期刊名称:Electronic Journal of Literacy through Science
电子版ISSN:1934-6670
出版年度:2001
卷号:1
出版社:University of California, Davis
摘要:Science literacy has been constructed within the science education community as an endpoint to be attained by all students. The scientific facts, concepts and habits of mind that we wish all citizens to possess have been mapped out in a series of standards and benchmarks. While having such an endpoint in mind is both valuable and necessary for science educators, as an anthropologist, I also find value in approaching such questions from the opposite direction. What are the meanings of science that are constructed within a particular learning community in a particular time and place and how does this shape participants’ developing science literacy in that context? This paper examines the construct of science-literacy-in-practice within the context of a university biology department. I explore the social spaces to which undergraduate students had access, and demonstrate how undergraduate biology majors within these spaces came to make sense of what it meant to do science and to be a scientist.
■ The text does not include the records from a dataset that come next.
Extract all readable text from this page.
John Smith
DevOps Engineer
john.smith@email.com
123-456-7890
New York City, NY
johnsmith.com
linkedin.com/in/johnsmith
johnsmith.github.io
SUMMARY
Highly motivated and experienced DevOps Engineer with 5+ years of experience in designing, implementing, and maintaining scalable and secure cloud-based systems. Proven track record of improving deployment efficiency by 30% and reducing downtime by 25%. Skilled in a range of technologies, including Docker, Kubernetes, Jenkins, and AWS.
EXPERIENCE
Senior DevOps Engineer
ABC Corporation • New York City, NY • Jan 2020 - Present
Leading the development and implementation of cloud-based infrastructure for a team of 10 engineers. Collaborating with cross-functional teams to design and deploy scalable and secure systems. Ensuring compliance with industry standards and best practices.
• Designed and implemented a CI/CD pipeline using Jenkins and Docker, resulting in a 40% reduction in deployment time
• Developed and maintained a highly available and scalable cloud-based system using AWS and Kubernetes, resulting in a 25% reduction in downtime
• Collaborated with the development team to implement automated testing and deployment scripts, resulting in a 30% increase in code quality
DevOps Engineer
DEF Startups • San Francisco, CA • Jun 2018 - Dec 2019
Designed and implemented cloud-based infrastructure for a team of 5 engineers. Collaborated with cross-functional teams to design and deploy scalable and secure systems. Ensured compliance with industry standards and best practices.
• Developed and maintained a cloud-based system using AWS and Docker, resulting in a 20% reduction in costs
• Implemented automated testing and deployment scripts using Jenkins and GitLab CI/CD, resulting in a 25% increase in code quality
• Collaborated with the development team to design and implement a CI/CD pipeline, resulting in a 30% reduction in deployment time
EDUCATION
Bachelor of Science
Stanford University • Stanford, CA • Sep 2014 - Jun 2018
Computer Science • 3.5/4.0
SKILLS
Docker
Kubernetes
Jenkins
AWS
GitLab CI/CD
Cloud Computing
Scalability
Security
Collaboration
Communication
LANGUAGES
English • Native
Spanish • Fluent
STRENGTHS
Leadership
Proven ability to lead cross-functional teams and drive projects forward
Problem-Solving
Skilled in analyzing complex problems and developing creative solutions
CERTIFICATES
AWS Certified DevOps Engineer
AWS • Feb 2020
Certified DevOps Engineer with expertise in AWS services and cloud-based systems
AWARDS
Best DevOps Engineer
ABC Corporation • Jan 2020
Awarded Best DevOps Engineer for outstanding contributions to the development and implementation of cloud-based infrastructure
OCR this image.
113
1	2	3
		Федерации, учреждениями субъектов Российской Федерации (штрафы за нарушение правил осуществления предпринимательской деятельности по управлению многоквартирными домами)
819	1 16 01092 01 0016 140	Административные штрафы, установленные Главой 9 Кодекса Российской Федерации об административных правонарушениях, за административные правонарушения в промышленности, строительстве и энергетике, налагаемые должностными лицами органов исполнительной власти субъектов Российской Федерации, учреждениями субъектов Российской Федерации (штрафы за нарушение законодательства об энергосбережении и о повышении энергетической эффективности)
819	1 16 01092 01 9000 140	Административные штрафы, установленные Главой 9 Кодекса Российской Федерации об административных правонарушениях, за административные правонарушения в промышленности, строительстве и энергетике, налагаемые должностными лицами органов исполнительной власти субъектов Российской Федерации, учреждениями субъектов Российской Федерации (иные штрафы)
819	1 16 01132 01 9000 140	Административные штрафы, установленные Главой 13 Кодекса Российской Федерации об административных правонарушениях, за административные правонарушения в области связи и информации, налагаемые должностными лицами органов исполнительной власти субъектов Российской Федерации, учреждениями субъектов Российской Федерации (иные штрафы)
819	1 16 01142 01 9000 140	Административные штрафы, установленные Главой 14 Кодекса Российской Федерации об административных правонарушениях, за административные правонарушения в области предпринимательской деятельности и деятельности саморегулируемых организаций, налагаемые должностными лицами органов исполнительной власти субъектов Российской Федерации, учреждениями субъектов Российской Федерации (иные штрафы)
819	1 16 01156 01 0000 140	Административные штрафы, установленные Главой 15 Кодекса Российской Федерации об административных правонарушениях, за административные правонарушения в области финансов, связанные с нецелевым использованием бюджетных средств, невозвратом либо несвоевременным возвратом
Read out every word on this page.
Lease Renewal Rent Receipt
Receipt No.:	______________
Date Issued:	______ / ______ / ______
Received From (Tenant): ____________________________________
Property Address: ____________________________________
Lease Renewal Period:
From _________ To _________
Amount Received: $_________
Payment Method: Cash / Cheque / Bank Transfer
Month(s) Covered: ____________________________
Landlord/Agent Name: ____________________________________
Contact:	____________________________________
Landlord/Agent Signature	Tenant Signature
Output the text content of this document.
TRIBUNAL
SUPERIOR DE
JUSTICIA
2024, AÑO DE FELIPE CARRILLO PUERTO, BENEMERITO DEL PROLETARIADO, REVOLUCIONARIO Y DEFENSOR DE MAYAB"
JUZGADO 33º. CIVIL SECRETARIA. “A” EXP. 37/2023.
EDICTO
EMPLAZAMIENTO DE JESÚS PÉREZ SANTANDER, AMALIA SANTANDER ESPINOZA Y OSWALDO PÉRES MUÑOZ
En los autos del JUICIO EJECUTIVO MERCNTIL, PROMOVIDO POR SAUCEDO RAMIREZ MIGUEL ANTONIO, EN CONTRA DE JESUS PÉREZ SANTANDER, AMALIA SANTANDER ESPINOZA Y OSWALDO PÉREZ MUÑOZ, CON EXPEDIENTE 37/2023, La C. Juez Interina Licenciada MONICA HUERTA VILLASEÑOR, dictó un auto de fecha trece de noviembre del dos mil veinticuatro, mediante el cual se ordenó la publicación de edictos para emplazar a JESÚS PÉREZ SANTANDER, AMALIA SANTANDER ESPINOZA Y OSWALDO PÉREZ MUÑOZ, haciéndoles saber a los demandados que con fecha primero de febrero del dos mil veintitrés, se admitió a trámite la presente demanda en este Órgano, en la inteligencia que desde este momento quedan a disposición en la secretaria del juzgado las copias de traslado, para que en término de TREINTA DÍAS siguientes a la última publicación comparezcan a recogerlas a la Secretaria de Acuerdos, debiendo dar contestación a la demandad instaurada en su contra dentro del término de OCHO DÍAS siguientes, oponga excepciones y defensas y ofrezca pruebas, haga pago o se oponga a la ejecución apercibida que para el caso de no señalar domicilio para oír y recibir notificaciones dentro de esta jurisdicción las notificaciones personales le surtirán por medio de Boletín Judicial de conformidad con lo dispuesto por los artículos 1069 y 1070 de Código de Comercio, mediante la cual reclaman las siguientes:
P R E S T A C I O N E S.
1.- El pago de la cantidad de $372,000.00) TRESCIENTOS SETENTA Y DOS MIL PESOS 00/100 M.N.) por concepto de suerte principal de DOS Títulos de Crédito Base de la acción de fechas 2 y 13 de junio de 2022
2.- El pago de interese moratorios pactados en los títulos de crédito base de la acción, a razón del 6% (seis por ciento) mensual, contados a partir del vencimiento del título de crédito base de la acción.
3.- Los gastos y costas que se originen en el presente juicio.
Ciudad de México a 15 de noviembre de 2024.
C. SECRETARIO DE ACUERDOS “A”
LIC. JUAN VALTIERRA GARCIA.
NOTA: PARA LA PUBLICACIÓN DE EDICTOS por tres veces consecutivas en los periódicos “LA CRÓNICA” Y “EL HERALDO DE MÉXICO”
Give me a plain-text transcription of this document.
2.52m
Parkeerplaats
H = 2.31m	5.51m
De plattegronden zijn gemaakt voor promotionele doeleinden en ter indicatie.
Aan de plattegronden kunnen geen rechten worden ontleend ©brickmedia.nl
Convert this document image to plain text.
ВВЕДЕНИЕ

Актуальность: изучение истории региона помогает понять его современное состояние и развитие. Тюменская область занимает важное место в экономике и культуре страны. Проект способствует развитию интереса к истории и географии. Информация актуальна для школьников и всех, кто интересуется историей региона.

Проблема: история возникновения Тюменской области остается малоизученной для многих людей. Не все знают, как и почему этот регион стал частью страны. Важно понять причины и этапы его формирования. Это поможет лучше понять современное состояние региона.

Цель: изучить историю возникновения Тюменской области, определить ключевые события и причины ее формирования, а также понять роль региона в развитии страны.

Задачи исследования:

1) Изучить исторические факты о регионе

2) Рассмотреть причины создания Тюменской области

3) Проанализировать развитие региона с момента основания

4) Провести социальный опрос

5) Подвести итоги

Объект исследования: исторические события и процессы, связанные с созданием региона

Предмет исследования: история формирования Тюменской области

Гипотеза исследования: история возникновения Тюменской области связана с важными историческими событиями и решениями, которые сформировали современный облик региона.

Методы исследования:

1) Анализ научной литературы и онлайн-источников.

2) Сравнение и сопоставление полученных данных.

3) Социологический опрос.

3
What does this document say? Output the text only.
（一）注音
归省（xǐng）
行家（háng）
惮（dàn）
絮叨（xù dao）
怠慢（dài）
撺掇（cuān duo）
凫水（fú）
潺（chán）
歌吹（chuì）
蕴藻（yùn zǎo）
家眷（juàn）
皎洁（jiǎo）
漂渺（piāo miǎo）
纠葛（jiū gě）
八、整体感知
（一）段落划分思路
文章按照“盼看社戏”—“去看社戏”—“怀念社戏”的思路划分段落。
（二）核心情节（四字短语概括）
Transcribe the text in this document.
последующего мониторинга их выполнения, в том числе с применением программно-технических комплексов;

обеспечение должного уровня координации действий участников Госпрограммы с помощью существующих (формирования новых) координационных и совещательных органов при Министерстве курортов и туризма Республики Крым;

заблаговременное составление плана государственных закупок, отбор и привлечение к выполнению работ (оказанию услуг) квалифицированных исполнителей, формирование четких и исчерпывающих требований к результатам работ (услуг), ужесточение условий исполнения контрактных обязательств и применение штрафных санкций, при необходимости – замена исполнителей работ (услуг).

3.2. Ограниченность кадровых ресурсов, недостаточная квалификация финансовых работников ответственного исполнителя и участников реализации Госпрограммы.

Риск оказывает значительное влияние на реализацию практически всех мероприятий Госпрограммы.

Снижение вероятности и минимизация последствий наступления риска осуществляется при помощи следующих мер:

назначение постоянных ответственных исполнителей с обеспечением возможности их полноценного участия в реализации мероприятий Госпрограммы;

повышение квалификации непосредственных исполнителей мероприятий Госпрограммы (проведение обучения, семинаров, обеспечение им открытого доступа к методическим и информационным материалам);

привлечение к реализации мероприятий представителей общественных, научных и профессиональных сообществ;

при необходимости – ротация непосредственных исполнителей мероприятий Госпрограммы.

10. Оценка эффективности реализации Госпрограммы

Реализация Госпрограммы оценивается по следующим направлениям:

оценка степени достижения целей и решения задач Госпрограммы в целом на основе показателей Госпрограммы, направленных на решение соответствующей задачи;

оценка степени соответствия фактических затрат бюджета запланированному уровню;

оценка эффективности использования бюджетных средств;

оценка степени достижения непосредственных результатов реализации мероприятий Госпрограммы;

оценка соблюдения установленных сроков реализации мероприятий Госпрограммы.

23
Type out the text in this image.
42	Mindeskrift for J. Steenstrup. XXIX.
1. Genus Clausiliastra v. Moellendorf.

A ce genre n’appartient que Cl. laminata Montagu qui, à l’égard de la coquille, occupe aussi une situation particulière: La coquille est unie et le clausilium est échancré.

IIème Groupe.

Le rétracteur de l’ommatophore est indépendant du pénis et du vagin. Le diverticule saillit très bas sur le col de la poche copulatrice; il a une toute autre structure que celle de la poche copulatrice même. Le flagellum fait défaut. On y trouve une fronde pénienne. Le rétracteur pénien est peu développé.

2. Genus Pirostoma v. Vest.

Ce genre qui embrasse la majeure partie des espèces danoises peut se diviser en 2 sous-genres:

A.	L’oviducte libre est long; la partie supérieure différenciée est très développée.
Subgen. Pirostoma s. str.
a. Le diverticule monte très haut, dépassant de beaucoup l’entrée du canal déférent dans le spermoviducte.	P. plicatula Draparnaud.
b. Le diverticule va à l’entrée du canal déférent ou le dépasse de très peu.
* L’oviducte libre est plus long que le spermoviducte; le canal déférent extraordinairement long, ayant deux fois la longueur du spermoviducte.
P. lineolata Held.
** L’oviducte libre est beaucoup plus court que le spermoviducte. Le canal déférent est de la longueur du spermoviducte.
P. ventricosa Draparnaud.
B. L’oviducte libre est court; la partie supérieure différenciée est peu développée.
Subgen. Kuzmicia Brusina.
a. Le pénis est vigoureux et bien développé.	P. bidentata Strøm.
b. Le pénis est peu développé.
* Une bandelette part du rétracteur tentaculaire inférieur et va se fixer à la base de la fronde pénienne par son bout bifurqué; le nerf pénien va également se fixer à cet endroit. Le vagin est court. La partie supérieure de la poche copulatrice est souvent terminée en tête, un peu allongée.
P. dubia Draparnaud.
These students received differing messages about science in a number of social spaces, including classes (both lecture and lab), informal study groups, life science clubs, and experiences working in research labs. As students passed through the more widely accessed social spaces and into more tightly controlled and restricted social spaces, the meanings of science and scientist changed. The kind of scientific literacy that was required of individuals within this community differed greatly depending on the social spaces an individual occupied. This paper points to a trajectory of definitions of science literacy, and what these definitions imply for science educators as we struggle with how to enact "science literacy for all."